NO OFFER OR SOLICITATION
This release is not intended to and does not constitute an offer to sell or the solicitation of an offer to buy or exchange any securities or a solicitation of any vote or approval in any jurisdiction, nor shall there be any sale, issuance or transfer of securities in any jurisdiction in which such offer, solicitation or sale would be unlawful prior to registration or qualification under the securities laws of any such jurisdiction. It does not constitute a prospectus or prospectus equivalent document. No offering or sale of securities shall be made except by means of a prospectus meeting the requirements of Section 10 of the Securities Act, and otherwise in accordance with applicable law.

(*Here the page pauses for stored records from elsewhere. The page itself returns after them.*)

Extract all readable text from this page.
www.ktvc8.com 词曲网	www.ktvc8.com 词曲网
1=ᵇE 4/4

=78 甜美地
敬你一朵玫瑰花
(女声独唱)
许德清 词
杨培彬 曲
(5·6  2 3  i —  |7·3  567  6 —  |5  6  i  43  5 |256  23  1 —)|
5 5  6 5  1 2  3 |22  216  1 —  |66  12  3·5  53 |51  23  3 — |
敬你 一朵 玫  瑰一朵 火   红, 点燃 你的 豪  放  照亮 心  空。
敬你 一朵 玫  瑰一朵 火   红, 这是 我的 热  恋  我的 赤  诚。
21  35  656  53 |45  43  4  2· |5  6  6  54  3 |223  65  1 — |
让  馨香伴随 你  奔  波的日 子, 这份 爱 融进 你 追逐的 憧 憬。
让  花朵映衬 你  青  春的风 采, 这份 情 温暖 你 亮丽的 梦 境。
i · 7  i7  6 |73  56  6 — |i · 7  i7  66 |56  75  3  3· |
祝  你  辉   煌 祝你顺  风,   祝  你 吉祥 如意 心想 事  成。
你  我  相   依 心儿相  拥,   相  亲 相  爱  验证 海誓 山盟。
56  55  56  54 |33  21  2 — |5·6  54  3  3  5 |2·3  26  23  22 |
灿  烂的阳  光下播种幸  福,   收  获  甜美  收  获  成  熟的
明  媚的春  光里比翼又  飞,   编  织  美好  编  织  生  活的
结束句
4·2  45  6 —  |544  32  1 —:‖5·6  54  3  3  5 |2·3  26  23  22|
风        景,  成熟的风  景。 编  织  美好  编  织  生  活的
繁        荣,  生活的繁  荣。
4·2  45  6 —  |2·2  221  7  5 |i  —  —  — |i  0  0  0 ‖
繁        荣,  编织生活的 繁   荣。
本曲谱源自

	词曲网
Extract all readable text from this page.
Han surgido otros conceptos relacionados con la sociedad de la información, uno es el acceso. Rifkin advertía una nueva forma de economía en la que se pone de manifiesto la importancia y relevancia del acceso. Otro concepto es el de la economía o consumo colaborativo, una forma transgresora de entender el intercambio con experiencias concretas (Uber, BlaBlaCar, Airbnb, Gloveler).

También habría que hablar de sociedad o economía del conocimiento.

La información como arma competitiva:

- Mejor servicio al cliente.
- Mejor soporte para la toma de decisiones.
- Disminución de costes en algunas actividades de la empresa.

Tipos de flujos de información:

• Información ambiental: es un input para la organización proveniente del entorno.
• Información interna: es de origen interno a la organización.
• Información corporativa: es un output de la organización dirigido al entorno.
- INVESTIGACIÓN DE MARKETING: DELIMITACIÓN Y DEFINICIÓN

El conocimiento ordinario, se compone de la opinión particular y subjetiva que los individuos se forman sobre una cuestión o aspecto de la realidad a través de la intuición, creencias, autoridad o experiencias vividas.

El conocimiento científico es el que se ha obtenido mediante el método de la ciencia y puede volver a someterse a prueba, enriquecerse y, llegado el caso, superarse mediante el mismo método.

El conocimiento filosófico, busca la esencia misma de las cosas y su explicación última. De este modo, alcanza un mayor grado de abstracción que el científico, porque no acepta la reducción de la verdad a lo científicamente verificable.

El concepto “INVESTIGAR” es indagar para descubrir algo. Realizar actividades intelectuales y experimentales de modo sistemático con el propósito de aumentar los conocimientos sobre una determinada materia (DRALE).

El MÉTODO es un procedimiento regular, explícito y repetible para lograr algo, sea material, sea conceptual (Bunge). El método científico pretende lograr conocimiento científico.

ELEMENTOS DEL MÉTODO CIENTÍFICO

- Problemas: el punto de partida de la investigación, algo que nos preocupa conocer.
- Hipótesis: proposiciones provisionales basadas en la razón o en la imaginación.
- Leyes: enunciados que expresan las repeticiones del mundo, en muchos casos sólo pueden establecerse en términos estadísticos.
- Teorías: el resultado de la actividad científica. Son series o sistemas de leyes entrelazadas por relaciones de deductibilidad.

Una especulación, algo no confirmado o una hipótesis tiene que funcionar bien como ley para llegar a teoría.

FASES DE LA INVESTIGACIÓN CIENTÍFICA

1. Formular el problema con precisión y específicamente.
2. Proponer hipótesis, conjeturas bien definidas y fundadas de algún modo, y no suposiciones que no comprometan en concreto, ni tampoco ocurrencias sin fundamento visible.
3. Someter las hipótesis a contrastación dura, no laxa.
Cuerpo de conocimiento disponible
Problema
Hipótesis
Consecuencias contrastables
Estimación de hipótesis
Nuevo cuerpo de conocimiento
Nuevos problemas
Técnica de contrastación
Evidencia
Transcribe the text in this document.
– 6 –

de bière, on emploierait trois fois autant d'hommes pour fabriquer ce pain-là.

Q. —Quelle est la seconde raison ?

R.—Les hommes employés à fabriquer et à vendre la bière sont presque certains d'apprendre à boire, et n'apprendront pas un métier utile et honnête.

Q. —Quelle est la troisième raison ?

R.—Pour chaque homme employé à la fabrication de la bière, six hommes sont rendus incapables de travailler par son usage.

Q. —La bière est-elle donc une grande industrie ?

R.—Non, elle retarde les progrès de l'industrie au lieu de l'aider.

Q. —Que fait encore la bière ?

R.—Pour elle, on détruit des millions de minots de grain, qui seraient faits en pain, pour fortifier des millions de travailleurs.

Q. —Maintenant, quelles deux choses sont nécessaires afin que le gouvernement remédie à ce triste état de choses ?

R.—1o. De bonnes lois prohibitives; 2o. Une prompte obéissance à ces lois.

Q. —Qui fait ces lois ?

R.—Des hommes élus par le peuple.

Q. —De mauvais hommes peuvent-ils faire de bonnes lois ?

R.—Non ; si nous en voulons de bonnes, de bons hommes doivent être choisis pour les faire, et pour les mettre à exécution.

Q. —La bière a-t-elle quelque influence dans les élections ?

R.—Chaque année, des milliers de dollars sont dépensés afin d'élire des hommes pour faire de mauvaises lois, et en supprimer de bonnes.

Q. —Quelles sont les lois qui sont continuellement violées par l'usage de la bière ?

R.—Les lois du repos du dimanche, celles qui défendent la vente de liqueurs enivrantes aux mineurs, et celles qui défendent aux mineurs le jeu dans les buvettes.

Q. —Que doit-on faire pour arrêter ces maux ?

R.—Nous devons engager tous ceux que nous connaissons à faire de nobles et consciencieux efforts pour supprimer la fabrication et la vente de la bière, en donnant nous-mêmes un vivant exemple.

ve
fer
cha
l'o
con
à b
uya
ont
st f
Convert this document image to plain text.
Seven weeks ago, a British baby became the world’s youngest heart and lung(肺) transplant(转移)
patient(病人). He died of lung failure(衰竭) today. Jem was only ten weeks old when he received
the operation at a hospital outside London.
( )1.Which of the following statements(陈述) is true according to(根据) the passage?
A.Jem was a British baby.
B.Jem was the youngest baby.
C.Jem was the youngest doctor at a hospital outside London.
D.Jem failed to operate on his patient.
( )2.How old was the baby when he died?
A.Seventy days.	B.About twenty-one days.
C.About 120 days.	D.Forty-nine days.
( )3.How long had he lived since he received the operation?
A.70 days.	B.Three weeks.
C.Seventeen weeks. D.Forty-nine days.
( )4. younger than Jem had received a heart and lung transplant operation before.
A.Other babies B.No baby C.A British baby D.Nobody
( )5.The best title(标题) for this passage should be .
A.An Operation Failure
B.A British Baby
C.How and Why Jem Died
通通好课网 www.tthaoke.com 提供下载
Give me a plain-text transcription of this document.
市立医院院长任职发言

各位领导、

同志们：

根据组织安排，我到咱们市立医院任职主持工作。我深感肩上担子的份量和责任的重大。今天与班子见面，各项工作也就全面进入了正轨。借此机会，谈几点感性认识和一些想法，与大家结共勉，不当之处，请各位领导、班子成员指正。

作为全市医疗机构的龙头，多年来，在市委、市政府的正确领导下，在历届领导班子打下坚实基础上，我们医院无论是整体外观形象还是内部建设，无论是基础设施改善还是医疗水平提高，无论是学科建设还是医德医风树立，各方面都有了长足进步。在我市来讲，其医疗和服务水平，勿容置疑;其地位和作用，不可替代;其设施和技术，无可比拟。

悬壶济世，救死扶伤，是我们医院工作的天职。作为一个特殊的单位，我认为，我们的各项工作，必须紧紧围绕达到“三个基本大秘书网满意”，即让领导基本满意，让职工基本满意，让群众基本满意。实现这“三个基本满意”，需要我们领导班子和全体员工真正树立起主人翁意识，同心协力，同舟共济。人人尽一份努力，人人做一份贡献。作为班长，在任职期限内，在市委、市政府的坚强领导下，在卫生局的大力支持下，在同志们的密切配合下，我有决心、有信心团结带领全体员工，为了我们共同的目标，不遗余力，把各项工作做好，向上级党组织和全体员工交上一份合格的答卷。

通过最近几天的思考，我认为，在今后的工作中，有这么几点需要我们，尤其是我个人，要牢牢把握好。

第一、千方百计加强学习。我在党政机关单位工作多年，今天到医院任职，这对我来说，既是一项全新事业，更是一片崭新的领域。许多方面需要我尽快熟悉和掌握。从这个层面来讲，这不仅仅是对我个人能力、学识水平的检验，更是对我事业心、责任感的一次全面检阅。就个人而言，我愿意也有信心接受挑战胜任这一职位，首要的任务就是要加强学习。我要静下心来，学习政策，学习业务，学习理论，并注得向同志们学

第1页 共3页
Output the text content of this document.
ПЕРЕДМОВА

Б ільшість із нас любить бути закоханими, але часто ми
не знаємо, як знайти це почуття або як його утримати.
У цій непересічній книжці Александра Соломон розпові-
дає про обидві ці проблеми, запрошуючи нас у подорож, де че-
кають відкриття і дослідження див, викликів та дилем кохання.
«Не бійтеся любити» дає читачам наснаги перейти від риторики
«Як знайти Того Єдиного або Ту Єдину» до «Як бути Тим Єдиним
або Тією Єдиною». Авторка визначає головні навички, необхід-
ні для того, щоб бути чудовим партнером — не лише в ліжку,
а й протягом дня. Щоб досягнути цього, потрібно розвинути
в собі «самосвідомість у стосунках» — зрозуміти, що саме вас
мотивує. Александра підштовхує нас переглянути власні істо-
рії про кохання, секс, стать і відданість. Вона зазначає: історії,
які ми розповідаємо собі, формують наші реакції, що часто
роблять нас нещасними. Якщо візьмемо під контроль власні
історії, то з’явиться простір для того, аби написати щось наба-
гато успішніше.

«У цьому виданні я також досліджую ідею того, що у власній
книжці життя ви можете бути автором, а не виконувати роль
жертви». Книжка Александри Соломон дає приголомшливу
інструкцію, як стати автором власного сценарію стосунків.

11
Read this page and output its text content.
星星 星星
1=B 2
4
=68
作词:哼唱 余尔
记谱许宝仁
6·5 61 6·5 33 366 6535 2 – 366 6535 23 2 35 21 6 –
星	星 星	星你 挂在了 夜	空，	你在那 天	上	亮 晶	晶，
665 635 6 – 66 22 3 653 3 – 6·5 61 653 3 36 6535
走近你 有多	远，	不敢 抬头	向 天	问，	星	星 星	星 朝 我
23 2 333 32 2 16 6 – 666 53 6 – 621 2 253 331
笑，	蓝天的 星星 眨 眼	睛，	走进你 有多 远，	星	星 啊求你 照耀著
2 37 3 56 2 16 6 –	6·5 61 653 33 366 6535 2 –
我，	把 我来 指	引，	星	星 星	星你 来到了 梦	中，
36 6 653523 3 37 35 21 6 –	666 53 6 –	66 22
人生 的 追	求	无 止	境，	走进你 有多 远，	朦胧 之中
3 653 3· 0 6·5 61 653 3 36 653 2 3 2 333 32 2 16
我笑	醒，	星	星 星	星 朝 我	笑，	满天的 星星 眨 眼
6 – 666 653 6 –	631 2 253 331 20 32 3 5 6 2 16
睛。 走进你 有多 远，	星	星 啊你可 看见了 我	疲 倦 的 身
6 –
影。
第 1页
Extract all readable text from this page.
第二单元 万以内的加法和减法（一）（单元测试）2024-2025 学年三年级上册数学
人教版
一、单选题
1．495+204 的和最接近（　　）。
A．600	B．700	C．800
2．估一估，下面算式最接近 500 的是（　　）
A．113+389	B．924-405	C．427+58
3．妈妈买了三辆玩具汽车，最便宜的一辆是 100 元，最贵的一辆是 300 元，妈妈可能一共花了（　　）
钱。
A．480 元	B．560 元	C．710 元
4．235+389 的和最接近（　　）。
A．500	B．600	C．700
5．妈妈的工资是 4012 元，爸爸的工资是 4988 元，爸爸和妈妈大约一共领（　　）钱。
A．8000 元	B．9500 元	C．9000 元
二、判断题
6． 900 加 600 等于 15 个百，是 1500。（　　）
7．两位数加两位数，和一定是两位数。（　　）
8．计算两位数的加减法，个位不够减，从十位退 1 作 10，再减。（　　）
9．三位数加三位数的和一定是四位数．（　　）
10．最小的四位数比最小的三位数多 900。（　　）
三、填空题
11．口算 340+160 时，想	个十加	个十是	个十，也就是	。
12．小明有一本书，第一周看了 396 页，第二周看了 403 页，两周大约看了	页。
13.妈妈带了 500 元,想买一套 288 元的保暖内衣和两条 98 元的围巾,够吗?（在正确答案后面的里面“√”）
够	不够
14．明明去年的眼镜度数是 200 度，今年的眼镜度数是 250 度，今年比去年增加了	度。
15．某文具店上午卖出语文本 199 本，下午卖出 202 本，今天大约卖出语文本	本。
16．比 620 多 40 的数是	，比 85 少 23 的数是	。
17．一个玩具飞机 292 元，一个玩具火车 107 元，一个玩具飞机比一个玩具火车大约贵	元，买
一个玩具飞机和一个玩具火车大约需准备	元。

Additional Information and Where to Find It
In connection with the proposed transaction (the "Proposed Transaction") among Gentherm, Modine Manufacturing Company ("Modine") and Modine's Performance Technologies business ("SpinCo"), the parties intend to file relevant materials with the SEC, including, among other filings, a registration statement on Form S-4 to be filed by Gentherm (the "Form S-4") that will include a preliminary proxy statement/prospectus of Gentherm and a definitive proxy statement/prospectus of Gentherm, the latter of which will be mailed to shareholders of Gentherm, and a registration statement on Form 10 to be filed by SpinCo that will incorporate by reference certain portions of the Form S-4 and will serve as an information statement/prospectus in connection with the spin-off of SpinCo from Modine. INVESTORS AND SECURITY HOLDERS OF GENTHERM AND MODINE ARE URGED TO READ THE PROXY STATEMENT/PROSPECTUS, THE INFORMATION STATEMENT/PROSPECTUS AND ANY OTHER DOCUMENTS THAT WILL BE FILED WITH THE SEC, AS WELL AS ANY AMENDMENTS OR SUPPLEMENTS TO THESE DOCUMENTS, CAREFULLY AND IN THEIR ENTIRETY WHEN THEY BECOME AVAILABLE BECAUSE THEY WILL CONTAIN IMPORTANT INFORMATION ABOUT GENTHERM, MODINE, SPINCO, THE PROPOSED TRANSACTION AND RELATED MATTERS. Investors and security holders will be able to obtain free copies of the Form S-4 and the proxy statement/prospectus (when available) and other documents filed with the SEC by Gentherm, Modine or SpinCo through the website maintained by the SEC at www.sec.gov. Copies of the documents filed with the SEC by Gentherm will be available free of charge on Gentherm's website at ir.Gentherm.com under the tab "Financial Info" and under the heading "SEC Filings." Copies of the documents filed with the SEC by Modine and SpinCo will be available free of charge on Modine's website at investors.Modine.com under the tab "Financials" and under the heading "SEC Filings."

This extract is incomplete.